🤖 AI Summary
Existing token pruning methods in video large language models often induce representational distortion due to their neglect of attention distribution diversity and reliance on similarity-based clustering. To address this limitation, this work proposes Tango, a novel framework that integrates a diversity-driven attention token selection mechanism with spatiotemporal rotary position encoding (ST-RoPE). This approach effectively preserves multimodal spatial attention distributions and geometric structures during pruning, thereby mitigating cluster fragmentation.

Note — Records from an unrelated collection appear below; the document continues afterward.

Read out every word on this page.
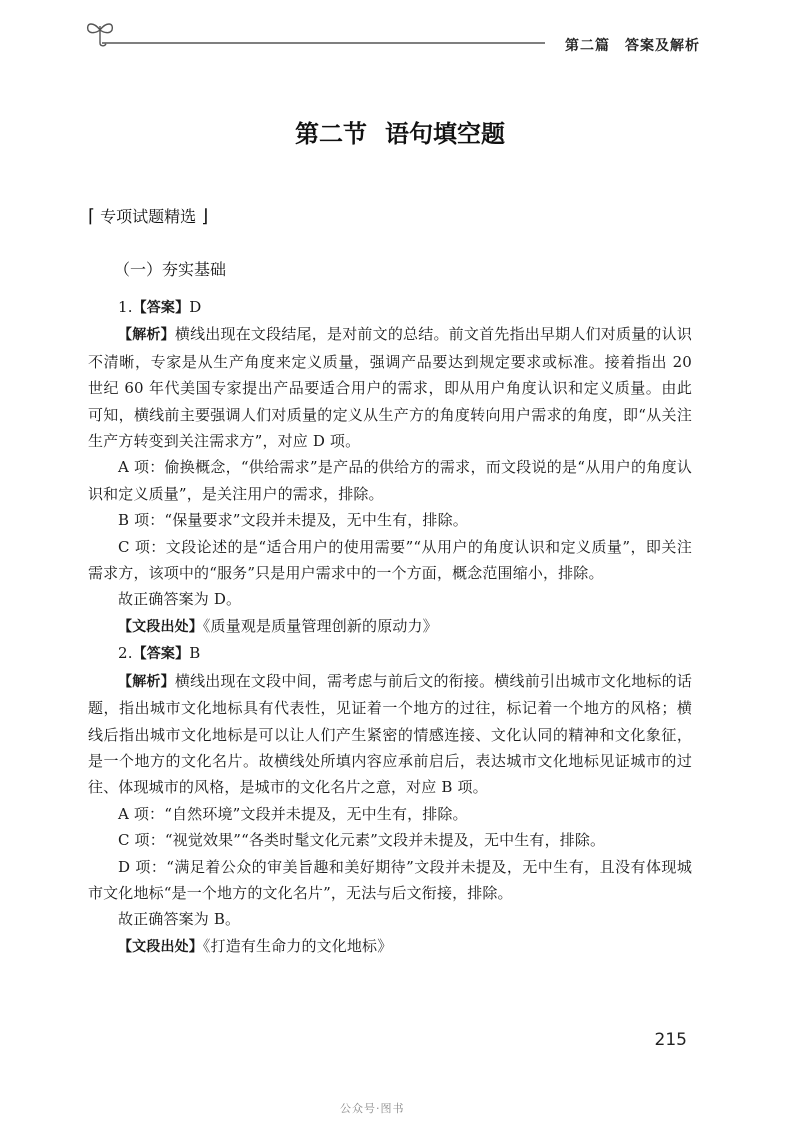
第二篇　答案及解析
第二节 语句填空题
⌈ 专项试题精选 ⌋
（一）夯实基础

1.【答案】D

【解析】横线出现在文段结尾，是对前文的总结。前文首先指出早期人们对质量的认识不清晰，专家是从生产角度来定义质量，强调产品要达到规定要求或标准。接着指出 20 世纪 60 年代美国专家提出产品要适合用户的需求，即从用户角度认识和定义质量。由此可知，横线前主要强调人们对质量的定义从生产方的角度转向用户需求的角度，即“从关注生产方转变到关注需求方”，对应 D 项。

A 项：偷换概念，“供给需求”是产品的供给方的需求，而文段说的是“从用户的角度认识和定义质量”，是关注用户的需求，排除。

B 项：“保量要求”文段并未提及，无中生有，排除。

C 项：文段论述的是“适合用户的使用需要”“从用户的角度认识和定义质量”，即关注需求方，该项中的“服务”只是用户需求中的一个方面，概念范围缩小，排除。

故正确答案为 D。

【文段出处】《质量观是质量管理创新的原动力》

2.【答案】B

【解析】横线出现在文段中间，需考虑与前后文的衔接。横线前引出城市文化地标的话题，指出城市文化地标具有代表性，见证着一个地方的过往，标记着一个地方的风格；横线后指出城市文化地标是可以让人们产生紧密的情感连接、文化认同的精神和文化象征，是一个地方的文化名片。故横线处所填内容应承前启后，表达城市文化地标见证城市的过往、体现城市的风格，是城市的文化名片之意，对应 B 项。

A 项：“自然环境”文段并未提及，无中生有，排除。

C 项：“视觉效果”“各类时髦文化元素”文段并未提及，无中生有，排除。

D 项：“满足着公众的审美旨趣和美好期待”文段并未提及，无中生有，且没有体现城市文化地标“是一个地方的文化名片”，无法与后文衔接，排除。

故正确答案为 B。

【文段出处】《打造有生命力的文化地标》

215
公众号·图书
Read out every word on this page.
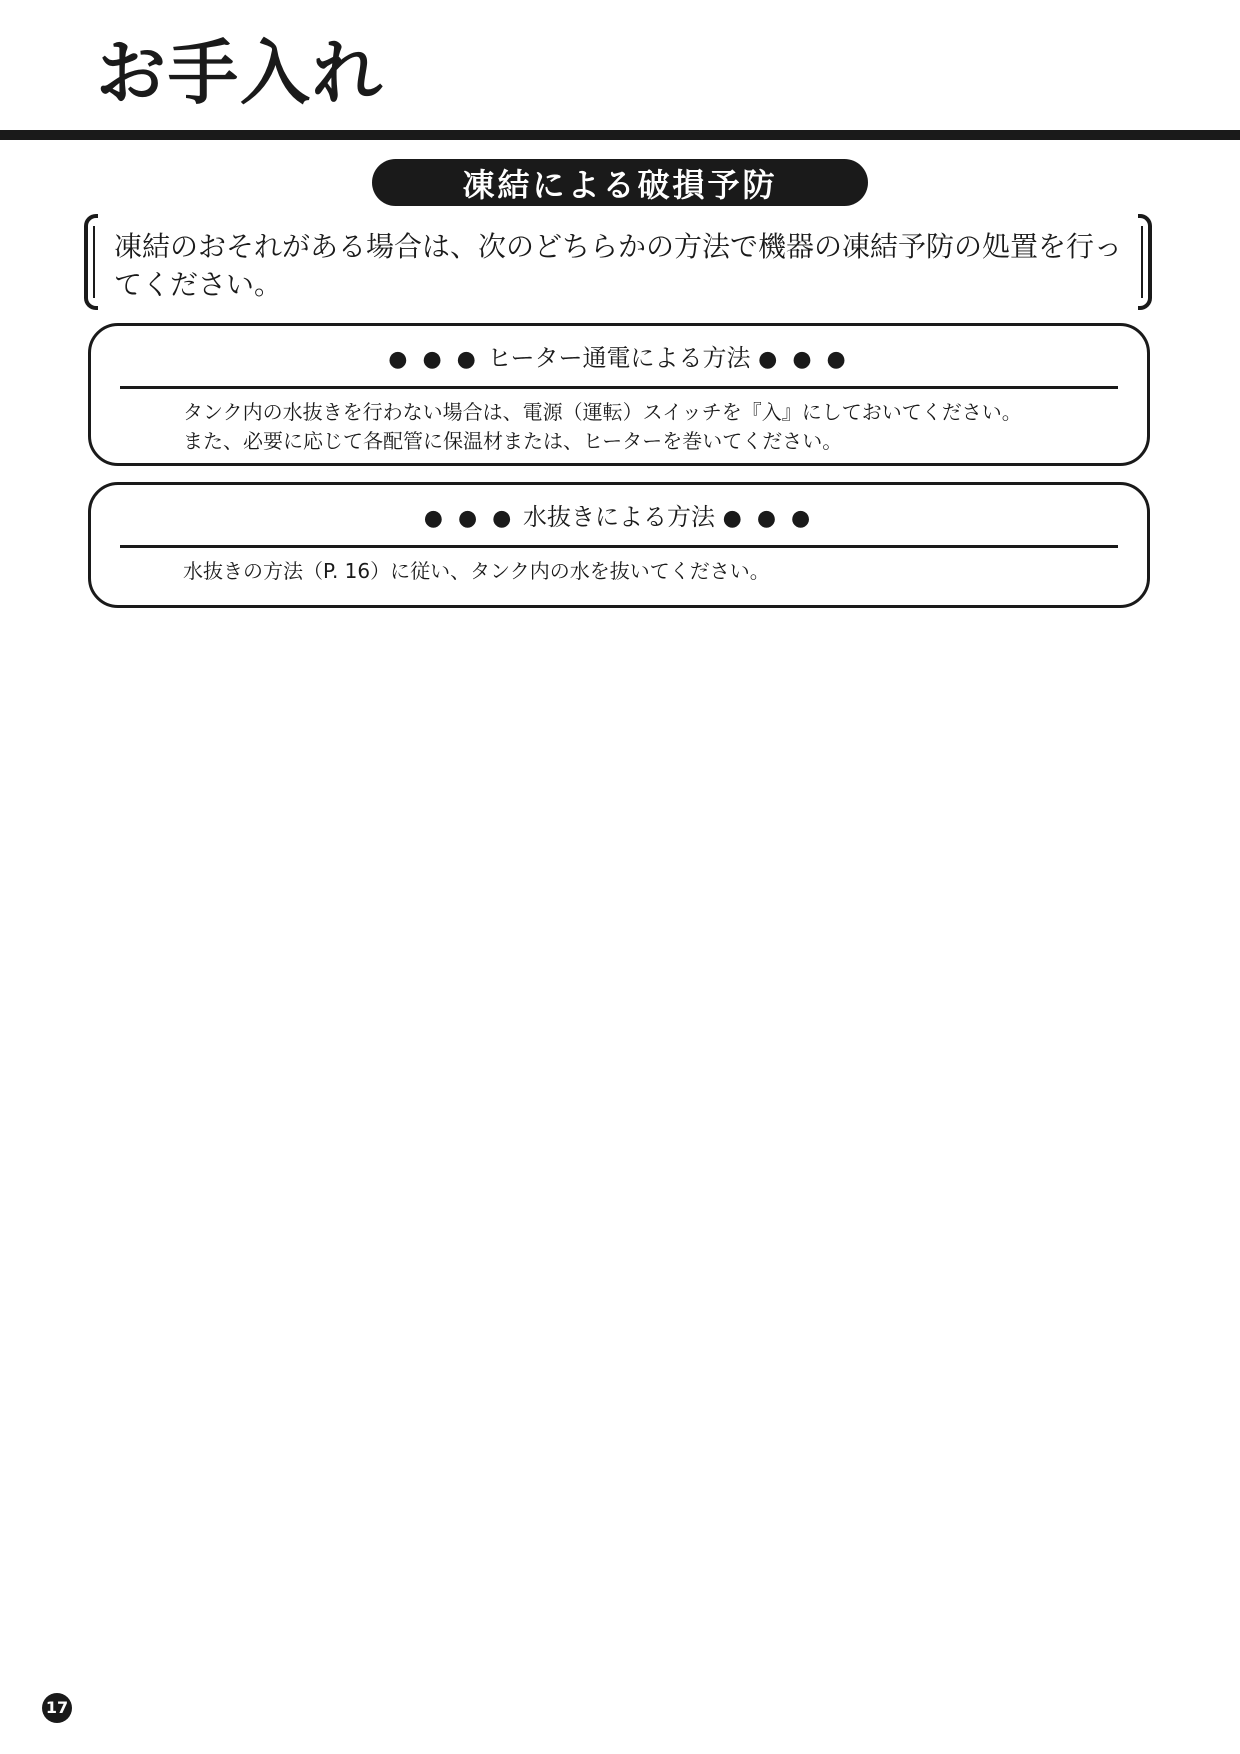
お手入れ
凍結による破損予防
凍結のおそれがある場合は、次のどちらかの方法で機器の凍結予防の処置を行ってください。
● ● ● ヒーター通電による方法 ● ● ●
タンク内の水抜きを行わない場合は、電源（運転）スイッチを『入』にしておいてください。
また、必要に応じて各配管に保温材または、ヒーターを巻いてください。
● ● ● 水抜きによる方法 ● ● ●
水抜きの方法（P. 16）に従い、タンク内の水を抜いてください。
17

Experimental results demonstrate that Tango retains 98.9% of the original LLaVA-OV performance while using only 10% of the video tokens, achieving a 1.88× speedup in inference.
📝 Abstract
Token pruning has emerged as a mainstream approach for developing efficient Video Large Language Models (Video LLMs). This work revisits and advances the two predominant token-pruning paradigms: attention-based selection and similarity-based clustering. Our study reveals two critical limitations in existing methods: (1) conventional top-k selection strategies fail to fully account for the attention distribution, which is often spatially multi-modal and long-tailed in magnitude; and (2) direct similarity-based clustering frequently generates fragmented clusters, resulting in distorted representations after pooling. To address these bottlenecks, we propose Tango, a novel framework designed to optimize the utilization of visual signals. Tango integrates a diversity-driven strategy to enhance attention-based token selection, and introduces Spatio-temporal Rotary Position Embedding (ST-RoPE) to preserve geometric structure via locality priors. Comprehensive experiments across various Video LLMs and video understanding benchmarks demonstrate the effectiveness and generalizability of our approach. Notably, when retaining only 10% of the video tokens, Tango preserves 98.9% of the original performance on LLaVA-OV while delivering a 1.88x inference speedup.